Peerless Stone Co. v. Wray

Gavin, J.

The appellee recovered judgment for personal injuries received while working in appellant’s stone quarry.

The sufficiency of the complaint was challenged by demurrer, which was overruled, with an exception. The correctness of that ruling is presented to this court for its determination.

The complaint alleges that on June 8, 1892, “a large pile of clay, dirt, and stone, which had been loosened by the removal of stone and left unsupported,” fell on the appellee while he was in the line of his duty, removing tools near it. Want of knowledge and of contributory negligence upon his part is also alleged.

It is further charged that appellant had knowledge that the dirt was loose, unsupported, and in danger of falling, and carelessly and negligently failed to notify appellee of that fact.

For how long a time appellant was chargeable with such knowledge does not appear.

Neither does it appear, either by direct allegation or necessary inference, that the injuries received by ap*325pellee were the result of appellant’s negligence. This defect is fatal to the sufficiency of the pleading.

In Louisville, etc., R. W. Co. v. Thompson, Admr., 107 Ind. 442, the law is thus declared: "We agree with appellant’s counsel that it must appear from the complaint that the death resulted from the negligent acts charged, for we understand it to be settled law that it must be shown that the negligence was the proximate cause of the injury.”

In Pittsburgh, etc., R. W. Co. v.

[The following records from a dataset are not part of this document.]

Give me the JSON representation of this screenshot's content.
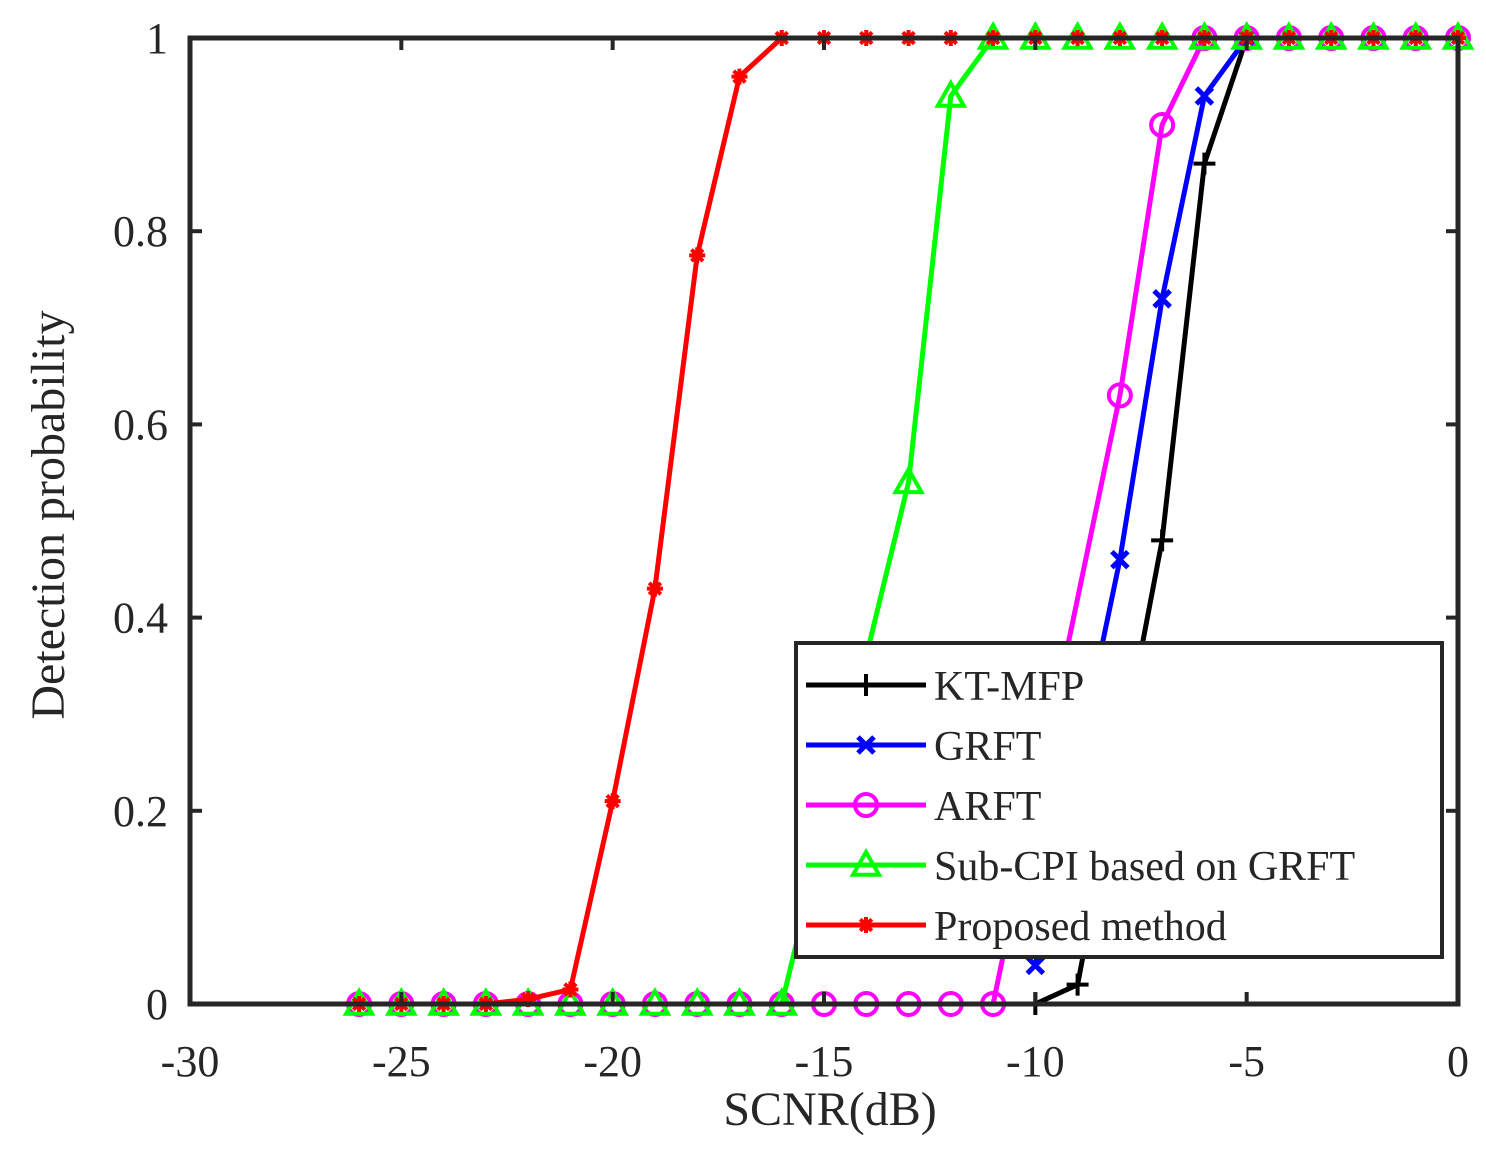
{
  "chart_data": {
    "type": "line",
    "title": "",
    "xlabel": "SCNR(dB)",
    "ylabel": "Detection probability",
    "xlim": [
      -30,
      0
    ],
    "ylim": [
      0,
      1
    ],
    "xticks": [
      -30,
      -25,
      -20,
      -15,
      -10,
      -5,
      0
    ],
    "yticks": [
      0,
      0.2,
      0.4,
      0.6,
      0.8,
      1
    ],
    "xtick_labels": [
      "-30",
      "-25",
      "-20",
      "-15",
      "-10",
      "-5",
      "0"
    ],
    "ytick_labels": [
      "0",
      "0.2",
      "0.4",
      "0.6",
      "0.8",
      "1"
    ],
    "grid": false,
    "legend_position": "bottom-right",
    "series": [
      {
        "name": "KT-MFP",
        "color": "#000000",
        "marker": "plus",
        "x": [
          -10,
          -9,
          -7,
          -6,
          -5
        ],
        "values": [
          0,
          0.02,
          0.48,
          0.87,
          1.0
        ]
      },
      {
        "name": "GRFT",
        "color": "#0000ff",
        "marker": "cross",
        "x": [
          -10,
          -8,
          -7,
          -6,
          -5
        ],
        "values": [
          0.04,
          0.46,
          0.73,
          0.94,
          1.0
        ]
      },
      {
        "name": "ARFT",
        "color": "#ff00ff",
        "marker": "circle",
        "x": [
          -26,
          -25,
          -24,
          -23,
          -22,
          -21,
          -20,
          -19,
          -18,
          -17,
          -16,
          -15,
          -14,
          -13,
          -12,
          -11,
          -8,
          -7,
          -6,
          -5,
          -4,
          -3,
          -2,
          -1,
          0
        ],
        "values": [
          0,
          0,
          0,
          0,
          0,
          0,
          0,
          0,
          0,
          0,
          0,
          0,
          0,
          0,
          0,
          0,
          0.63,
          0.91,
          1.0,
          1.0,
          1.0,
          1.0,
          1.0,
          1.0,
          1.0
        ]
      },
      {
        "name": "Sub-CPI based on GRFT",
        "color": "#00ff00",
        "marker": "triangle",
        "x": [
          -26,
          -25,
          -24,
          -23,
          -22,
          -21,
          -20,
          -19,
          -18,
          -17,
          -16,
          -13,
          -12,
          -11,
          -10,
          -9,
          -8,
          -7,
          -6,
          -5,
          -4,
          -3,
          -2,
          -1,
          0
        ],
        "values": [
          0,
          0,
          0,
          0,
          0,
          0,
          0,
          0,
          0,
          0,
          0,
          0.54,
          0.94,
          1.0,
          1.0,
          1.0,
          1.0,
          1.0,
          1.0,
          1.0,
          1.0,
          1.0,
          1.0,
          1.0,
          1.0
        ]
      },
      {
        "name": "Proposed method",
        "color": "#ff0000",
        "marker": "star",
        "x": [
          -26,
          -25,
          -24,
          -23,
          -22,
          -21,
          -20,
          -19,
          -18,
          -17,
          -16,
          -15,
          -14,
          -13,
          -12,
          -11,
          -10,
          -9,
          -8,
          -7,
          -6,
          -5,
          -4,
          -3,
          -2,
          -1,
          0
        ],
        "values": [
          0,
          0,
          0,
          0,
          0.005,
          0.015,
          0.21,
          0.43,
          0.775,
          0.96,
          1.0,
          1.0,
          1.0,
          1.0,
          1.0,
          1.0,
          1.0,
          1.0,
          1.0,
          1.0,
          1.0,
          1.0,
          1.0,
          1.0,
          1.0,
          1.0,
          1.0
        ]
      }
    ]
  }
}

Conn, 104 Ind. 64, it is said: "It is not enough, in such a case as this, to charge the defendant with negligent acts, whether of omission or commission; but it must also be shown, with reasonable certainty, that such acts were the direct or proximate cause of the accident or injury, or the complaint must be held bad on demurrer for want of sufficient facts.”

The causal connection between the negligence charged and the injury must appear. Pennsylvania Co. v. Gallentine, 77 Ind. 322; City of Greencastle v. Martin, 74 Ind. 449; Harris v. Board, etc., 121 Ind. 299.

The only negligence charged is the failure to notify appellant of the condition of the pile of dirt. We can not say, as a matter of law, that such want of notification was the proximate cause of the injury.

There are no facts which show the imminence or the seriousness of the danger which would have appeared to him even if apprised of the true condition of the dirt, etc. We can not say but that even with such knowledge he would have done just as he did do. Many cases arise where servants knowingly incur danger, more or less serious, in the regular discharge of their duties.

Other objections are made to the ruling on the pleading, and to other proceedings in the court below, but as it is not probable that the case will again be presented *326or considered in the same manner as before, we do nut deem it necessary to determine them.

Filed June 20, 1894.

The judgment is reversed, with instructions to the trial court to sustain the demurrer to the complaint with leave to amend.